By Tim Bale, Paul Webb and Monica Poletti

Although the number of voters prepared to declare an affinity to a political party has shrunk over the last half century, they still represent a substantial slice of the electorate. Here, Tim Bale, Paul Webb and Monica Poletti show that the gap between where strong supporters of Britain’s top six political parties place themselves ideologically and where they place the parties with which they feel such an affinity is not that big. However, those with strong allegiances to a party often see other parties as being much more extreme than do the supporters of those parties.

If British Election Study figures are anything to go by, those feeling close to the country’s six biggest parties – the Conservatives, Labour, the SNP, the Lib Dems, UKIP and the Greens – make up around 15 per cent of the 45, 325,078 people registered to vote in May 2015.  That’s getting on for seven million people.

Just after the general election, and as part of our ESRC-funded project on party membership in the twentieth-first century, in conjunction with YouGov we conducted surveys not only of members of these parties but also of their most enthusiastic supporters who, for whatever reason, weren’t actually members.  The results were fascinating.

We gave the six parties’ biggest fans a scale running from zero (very left-wing) to ten (very right-wing) and asked them to place themselves somewhere along it.  We also asked them to place the party they support on the same scale. Then we asked them some more detailed, ideologically-charged questions, the answers to which allowed us to put together what could be said to be a more objective measure of where they are located on that same scale.

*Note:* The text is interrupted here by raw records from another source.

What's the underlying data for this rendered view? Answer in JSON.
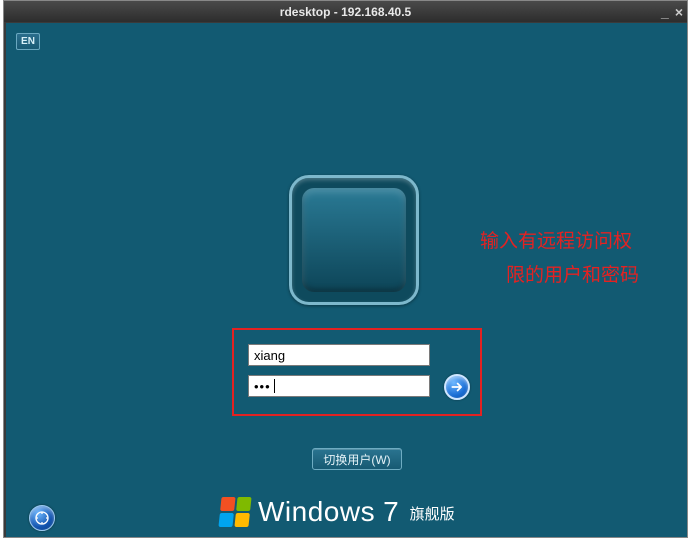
{
  "window": {
    "title": "rdesktop - 192.168.40.5",
    "minimize": "_",
    "close": "×"
  },
  "lang_badge": "EN",
  "login": {
    "username_value": "xiang",
    "password_masked": "•••",
    "switch_user_label": "切换用户(W)"
  },
  "annotation": {
    "line1": "输入有远程访问权",
    "line2": "限的用户和密码"
  },
  "branding": {
    "product": "Windows",
    "version": "7",
    "edition": "旗舰版"
  }
}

We did this by asking them whether they agreed or disagreed with the following statements: “government should redistribute income from the better-off to those who are less well off; big business benefits owners at the expense of workers; ordinary people do not get their fair share of the nation’s wealth; there is one law for the rich and one for the poor; and, management will always try to get the better of employees if it gets the chance.”